Monday, July 6, 2015

Food Safety Concerns within the Trans Pacific Partnership

Food Safety and the Trans-Pacific Partnership

Steven Jordan, GIC Group

            With the recent approval of Trade Promotion Authority legislation, the passage of the controversial Trans-Pacific Partnership (TPP) seems almost inevitable. While the proposed trade agreement has sparked an intense debate on several issues, food safety concerns remain unresolved.

Critics of the TPP have been very vocal in their opposition, citing the secrecy in which the negotiations have been conducted. According to congressional sources, there is a chapter within the provisions of TPP that address SPS (Sanitary and Phytosanitary) measures, known as the SPS provisions within WTO (World Trade Organization). WTO now has responsibility for international SPS standards and compliance. According to our source, the TPP goes beyond current requirements, referred to as WTO Plus Standards, ensuring that nations provide science-based and internationally recognized standards, and that these measures are created in a transparent manner. The TPP doesn’t change the United States or any other participating nation’s food safety standards or laws, but does require them to be based on sound science and international standards.

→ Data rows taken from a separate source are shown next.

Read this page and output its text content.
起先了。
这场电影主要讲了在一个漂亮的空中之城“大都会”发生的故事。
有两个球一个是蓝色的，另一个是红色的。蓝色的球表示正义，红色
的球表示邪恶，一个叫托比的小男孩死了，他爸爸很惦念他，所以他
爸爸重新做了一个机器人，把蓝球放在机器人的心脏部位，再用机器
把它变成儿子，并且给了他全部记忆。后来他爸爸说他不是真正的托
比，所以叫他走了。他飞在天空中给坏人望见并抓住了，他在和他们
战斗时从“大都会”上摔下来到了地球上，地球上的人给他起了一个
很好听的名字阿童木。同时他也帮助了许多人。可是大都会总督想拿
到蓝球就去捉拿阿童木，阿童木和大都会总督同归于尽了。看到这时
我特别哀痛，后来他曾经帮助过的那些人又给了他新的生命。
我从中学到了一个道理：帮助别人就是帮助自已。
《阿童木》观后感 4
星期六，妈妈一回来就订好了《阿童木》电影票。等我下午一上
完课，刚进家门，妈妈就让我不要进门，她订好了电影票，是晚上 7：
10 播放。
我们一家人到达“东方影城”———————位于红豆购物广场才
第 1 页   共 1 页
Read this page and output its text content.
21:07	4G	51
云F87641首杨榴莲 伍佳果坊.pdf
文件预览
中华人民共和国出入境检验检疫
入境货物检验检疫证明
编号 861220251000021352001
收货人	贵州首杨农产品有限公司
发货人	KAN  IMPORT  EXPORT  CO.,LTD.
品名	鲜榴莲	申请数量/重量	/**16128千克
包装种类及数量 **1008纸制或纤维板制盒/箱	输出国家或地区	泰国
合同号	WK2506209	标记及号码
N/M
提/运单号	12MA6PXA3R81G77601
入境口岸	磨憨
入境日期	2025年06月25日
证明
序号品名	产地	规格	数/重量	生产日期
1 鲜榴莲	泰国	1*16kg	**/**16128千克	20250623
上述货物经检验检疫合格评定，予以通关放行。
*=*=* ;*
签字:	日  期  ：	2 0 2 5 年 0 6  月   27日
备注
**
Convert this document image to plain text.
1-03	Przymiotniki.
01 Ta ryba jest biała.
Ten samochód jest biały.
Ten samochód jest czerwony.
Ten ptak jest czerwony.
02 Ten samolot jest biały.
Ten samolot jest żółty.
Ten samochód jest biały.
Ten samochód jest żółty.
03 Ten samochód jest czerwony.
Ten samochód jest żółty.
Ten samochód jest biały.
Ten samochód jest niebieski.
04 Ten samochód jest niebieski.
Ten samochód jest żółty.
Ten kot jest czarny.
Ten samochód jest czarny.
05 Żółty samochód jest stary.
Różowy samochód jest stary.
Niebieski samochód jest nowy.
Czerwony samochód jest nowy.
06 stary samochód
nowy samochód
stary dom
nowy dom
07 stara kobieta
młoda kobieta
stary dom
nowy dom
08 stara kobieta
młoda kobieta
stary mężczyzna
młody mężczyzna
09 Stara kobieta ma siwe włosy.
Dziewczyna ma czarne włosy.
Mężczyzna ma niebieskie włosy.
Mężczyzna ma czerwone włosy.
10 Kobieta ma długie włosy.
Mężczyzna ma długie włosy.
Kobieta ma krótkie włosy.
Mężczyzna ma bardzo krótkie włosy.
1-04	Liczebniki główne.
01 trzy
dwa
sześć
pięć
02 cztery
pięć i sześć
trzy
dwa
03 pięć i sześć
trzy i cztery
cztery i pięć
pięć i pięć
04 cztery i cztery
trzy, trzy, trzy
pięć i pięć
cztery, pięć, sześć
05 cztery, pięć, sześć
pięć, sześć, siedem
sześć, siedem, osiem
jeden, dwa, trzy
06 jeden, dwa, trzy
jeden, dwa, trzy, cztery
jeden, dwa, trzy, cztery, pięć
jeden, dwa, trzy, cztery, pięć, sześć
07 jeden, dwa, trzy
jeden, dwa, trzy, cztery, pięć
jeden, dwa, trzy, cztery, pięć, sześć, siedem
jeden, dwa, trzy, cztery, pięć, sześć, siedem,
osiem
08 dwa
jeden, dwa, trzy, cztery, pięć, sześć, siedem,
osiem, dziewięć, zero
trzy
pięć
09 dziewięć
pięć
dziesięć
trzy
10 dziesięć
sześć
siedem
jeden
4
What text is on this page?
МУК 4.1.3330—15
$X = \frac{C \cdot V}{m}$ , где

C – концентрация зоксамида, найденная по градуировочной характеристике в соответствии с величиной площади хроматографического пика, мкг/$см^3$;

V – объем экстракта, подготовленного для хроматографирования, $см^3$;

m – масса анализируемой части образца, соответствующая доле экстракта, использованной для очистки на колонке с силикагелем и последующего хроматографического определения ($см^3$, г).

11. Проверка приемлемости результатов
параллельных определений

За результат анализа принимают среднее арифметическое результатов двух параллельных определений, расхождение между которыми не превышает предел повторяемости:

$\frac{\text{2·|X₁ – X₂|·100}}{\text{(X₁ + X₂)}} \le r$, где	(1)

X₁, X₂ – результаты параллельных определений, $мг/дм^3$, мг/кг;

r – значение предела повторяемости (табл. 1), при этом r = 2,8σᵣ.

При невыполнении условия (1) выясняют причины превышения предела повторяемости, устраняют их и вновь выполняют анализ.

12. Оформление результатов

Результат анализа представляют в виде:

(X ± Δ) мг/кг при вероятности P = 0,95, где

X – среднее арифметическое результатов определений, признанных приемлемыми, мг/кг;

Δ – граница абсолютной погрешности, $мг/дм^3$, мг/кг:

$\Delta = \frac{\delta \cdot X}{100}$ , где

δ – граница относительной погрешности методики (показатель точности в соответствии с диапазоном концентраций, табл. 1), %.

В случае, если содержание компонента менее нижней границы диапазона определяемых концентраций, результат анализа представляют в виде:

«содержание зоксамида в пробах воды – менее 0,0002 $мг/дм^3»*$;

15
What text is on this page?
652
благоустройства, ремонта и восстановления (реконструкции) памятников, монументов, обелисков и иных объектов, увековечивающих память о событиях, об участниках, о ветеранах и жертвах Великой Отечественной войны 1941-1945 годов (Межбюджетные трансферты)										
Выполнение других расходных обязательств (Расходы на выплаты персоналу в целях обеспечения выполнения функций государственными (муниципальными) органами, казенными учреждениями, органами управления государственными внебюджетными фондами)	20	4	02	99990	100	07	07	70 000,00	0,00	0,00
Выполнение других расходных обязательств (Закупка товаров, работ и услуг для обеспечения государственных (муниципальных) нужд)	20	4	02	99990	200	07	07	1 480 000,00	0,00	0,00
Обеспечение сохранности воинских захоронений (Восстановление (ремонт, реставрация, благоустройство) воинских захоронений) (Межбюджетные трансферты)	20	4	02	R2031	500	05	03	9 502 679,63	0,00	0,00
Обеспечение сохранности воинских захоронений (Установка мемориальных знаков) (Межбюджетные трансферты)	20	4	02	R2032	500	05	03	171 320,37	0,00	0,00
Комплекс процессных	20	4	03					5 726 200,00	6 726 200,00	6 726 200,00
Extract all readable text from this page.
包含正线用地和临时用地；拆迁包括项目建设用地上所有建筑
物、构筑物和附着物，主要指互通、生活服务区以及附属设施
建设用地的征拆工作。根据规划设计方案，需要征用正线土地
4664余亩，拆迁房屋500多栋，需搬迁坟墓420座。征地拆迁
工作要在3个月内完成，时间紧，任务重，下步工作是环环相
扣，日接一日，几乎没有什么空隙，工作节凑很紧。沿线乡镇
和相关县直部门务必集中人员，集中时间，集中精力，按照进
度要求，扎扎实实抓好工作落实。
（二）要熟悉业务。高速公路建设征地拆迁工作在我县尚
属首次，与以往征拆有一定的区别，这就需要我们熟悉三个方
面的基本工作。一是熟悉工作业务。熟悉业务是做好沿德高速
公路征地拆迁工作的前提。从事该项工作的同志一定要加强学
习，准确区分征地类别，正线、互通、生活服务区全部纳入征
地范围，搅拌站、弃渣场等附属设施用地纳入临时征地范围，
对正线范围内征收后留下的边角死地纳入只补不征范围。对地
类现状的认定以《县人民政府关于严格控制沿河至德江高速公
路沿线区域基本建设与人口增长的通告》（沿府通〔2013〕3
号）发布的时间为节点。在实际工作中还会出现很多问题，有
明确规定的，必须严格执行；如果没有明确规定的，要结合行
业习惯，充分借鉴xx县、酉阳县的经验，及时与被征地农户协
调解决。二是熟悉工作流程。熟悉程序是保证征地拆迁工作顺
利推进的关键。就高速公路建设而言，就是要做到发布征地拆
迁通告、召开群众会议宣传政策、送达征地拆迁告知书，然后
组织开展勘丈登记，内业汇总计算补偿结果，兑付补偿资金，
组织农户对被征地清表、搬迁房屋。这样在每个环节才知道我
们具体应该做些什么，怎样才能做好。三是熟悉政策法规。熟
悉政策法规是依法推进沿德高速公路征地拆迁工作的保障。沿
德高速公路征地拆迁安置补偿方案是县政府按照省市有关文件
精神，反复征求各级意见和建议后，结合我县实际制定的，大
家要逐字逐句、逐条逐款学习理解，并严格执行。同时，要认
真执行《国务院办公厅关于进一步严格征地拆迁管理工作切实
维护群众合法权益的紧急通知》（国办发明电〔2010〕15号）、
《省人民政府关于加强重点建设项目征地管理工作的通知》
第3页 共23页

            The opposition to the trade deal has expressed concern about the dilution of the U.S.’s Food Safety Modernization Act, however our sources confirmed the participation of both the Food and Drug Administration and the United States Department of Agriculture in the negotiations, and that both agencies support what has been put on the table. Goals for agencies participating in the negotiations are that the obligations detailed within the TPP are enforceable, so that current and new food safety standards ‘move from an aspirational ideal to a national obligation.’ The goal of the TPP is to reduce tariffs and other similar barriers to trade, which raises concerns over the possibility of increased seafood originating in Vietnam for instance, where past shipments have been a prime source of cargo rejections. Congressional sources in support of TPP maintain that with stiff surveillance in the US, there may be a shift to less regulated markets such as China.  In their view, the manner in which the FDA addresses the issues of food safety will not change as a result, and importers will still be held just as accountable as ever.